Ce dernier trait est charmant et c’est bien là le langage de l’amant qui exige que nous voyions comme lui toutes perfections dans celle qu’il aime, et en même temps quelle ingénieuse et délicate contrepartie ! Tout à l’heure Octave se plaignait de Léandre qui chaque jour ne l’entretient que de sa maîtresse, lui exagère à tous moments sa beauté et sa grâce et le querelle quelquefois d’être peu sensible aux choses qu’il lui vient dire ; maintenant Octave se plaint encore de Léandre, parce que Léandre a dit froidement qu’il trouvait Hyacinthe assez jolie. Rien de plus vrai, de mieux observé. Léandre ne voit rien de charmant au monde que Zerbinette. Octave n’admet pas qu’on puisse ne pas admirer Hyacinthe. Tous les amoureux sont ainsi, et c’est encore un trait du caractère humain que Molière a dessiné là d’un crayon fin et gracieux.

La scène suivante est pleine de tendresse aimable et contenue de la part d’Hyacinthe et d’ardentes protestations de la part d’Octave. Scapin, le sceptique Scapin lui-même en est ému, touché : « Elle n’est point tant sotte, ma foi, dit-il, et je la trouve assez passable. »

OCTAVE, montrant Scapin.

Voilà un homme qui pourrait bien, s’il le voulait, nous être d’un secours merveilleux.

SCAPIN.

J’ai fait de grands serments de ne me mêler plus du monde ; mais si vous m’en priez bien tous deux, peut-être

OCTAVE.

Ah ! s’il ne tient qu’à te prier bien fort pour obtenir ton aide, je te conjure de tout mon cœur de prendre la conduite de notre barque.

SCAPIN, à Hyacinthe.

Et vous ! ne me dites-vous rien ?

HYACINTHE.

Je vous conjure, à son exemple, par tout ce qui vous est le plus cher au monde, de vouloir servir notre amour.

SCAPIN.

Il faut se laisser vaincre et avoir de l’humanité. Allez, je veux m’employer pour vous.

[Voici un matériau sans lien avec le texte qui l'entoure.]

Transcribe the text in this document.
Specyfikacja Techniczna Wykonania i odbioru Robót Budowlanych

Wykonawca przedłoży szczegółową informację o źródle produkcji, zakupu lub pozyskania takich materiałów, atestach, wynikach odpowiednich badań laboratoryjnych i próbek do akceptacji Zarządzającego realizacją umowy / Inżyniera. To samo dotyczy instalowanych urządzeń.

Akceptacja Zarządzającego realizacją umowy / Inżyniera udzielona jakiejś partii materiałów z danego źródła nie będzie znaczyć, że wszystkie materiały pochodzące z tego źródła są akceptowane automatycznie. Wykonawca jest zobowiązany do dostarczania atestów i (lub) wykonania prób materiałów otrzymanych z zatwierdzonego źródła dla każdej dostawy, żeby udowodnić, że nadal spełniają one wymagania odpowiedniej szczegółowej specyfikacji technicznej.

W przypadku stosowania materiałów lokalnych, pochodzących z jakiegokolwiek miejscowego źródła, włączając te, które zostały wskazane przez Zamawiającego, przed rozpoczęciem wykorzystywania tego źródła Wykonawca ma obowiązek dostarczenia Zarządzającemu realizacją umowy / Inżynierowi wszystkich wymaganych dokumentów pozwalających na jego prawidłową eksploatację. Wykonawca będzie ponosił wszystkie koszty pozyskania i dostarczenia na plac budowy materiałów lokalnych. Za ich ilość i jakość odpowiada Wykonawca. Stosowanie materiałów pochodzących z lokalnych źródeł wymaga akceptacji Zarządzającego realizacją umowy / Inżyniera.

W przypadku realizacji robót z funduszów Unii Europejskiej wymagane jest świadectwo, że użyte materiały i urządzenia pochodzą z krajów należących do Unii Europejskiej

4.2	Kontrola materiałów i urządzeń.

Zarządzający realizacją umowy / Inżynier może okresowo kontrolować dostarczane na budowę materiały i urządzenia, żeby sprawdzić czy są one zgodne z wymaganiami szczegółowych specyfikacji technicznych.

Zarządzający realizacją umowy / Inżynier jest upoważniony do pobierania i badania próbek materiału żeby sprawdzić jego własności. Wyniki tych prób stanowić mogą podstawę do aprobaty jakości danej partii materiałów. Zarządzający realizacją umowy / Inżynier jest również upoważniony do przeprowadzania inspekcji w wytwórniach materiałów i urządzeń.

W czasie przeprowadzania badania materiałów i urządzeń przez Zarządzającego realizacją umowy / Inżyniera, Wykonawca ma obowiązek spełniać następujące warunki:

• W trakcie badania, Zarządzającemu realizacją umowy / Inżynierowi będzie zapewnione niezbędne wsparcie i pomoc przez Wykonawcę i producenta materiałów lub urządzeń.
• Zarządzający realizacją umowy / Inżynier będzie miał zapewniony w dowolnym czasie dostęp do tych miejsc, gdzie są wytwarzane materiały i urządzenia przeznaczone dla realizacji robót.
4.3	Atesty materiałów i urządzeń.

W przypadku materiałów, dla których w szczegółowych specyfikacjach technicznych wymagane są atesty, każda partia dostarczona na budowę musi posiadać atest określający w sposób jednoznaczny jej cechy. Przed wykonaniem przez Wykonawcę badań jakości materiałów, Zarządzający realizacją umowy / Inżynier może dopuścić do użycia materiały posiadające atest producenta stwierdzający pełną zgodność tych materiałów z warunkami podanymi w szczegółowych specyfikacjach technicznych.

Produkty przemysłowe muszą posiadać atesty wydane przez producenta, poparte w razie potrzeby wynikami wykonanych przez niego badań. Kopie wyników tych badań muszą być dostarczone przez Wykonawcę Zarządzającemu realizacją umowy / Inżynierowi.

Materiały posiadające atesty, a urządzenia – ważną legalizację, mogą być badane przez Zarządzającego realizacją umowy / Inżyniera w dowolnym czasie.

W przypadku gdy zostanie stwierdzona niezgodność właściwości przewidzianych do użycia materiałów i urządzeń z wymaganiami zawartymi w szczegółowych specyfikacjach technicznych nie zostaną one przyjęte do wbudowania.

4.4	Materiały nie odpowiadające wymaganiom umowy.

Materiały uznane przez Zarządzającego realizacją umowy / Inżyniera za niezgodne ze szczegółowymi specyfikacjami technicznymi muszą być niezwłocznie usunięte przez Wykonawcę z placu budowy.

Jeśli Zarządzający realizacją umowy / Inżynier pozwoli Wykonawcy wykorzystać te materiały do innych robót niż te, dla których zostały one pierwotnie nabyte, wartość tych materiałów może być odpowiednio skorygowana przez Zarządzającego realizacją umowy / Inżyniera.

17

Et après s’être donné le plaisir de se faire un peu prier par les beaux yeux de l’aimable Hyacinthe, le voilà prêt à se brouiller une fois de plus avec la justice, pour servir la cause de deux jeunes cœurs dans leurs honnêtes et sincères amours. C’est à la sixième scène qu’il attaque franchement la partie, scène très développée, de près de cent quatre-vingt lignes, dialogue merveilleusement fait, où Molière est et restera à tout jamais inimitable. Il avait donné au public de son temps et à celui des siècles à venir le Misanthrope, Tartufe, l’Avare et d’autres chefs-d’œuvre encore, quand il fit en se jouant les Fourberies de Scapin : Notre premier poète comique, ou, pour mieux dire, le premier de tous les poètes comiques était alors à l’apogée de son génie. Il ne fallait rien moins pour écrire ce dialogue entre Argante et Scapin. Relisez-le ; car en vérité je ne puis le citer ; je referais une édition de Molière. C’est la perfection même et la part de l’idée sérieuse et philosophique y est faite.

ARGANTE.

Que viens-tu me conter, mon fils n’a pas tant de tort de s’aller marier de but en blanc avec une inconnue ? »

SCAPIN.

Que voulez-vous ? Il y a été poussé par sa destinée.

ARGANTE.

Ah ! ah ! voilà une raison la plus belle du monde ! On n’a plus qu’à commettre tous les crimes imaginables, tromper, voler, assassiner, et dire pour excuse qu’on y a été poussé par sa destinée.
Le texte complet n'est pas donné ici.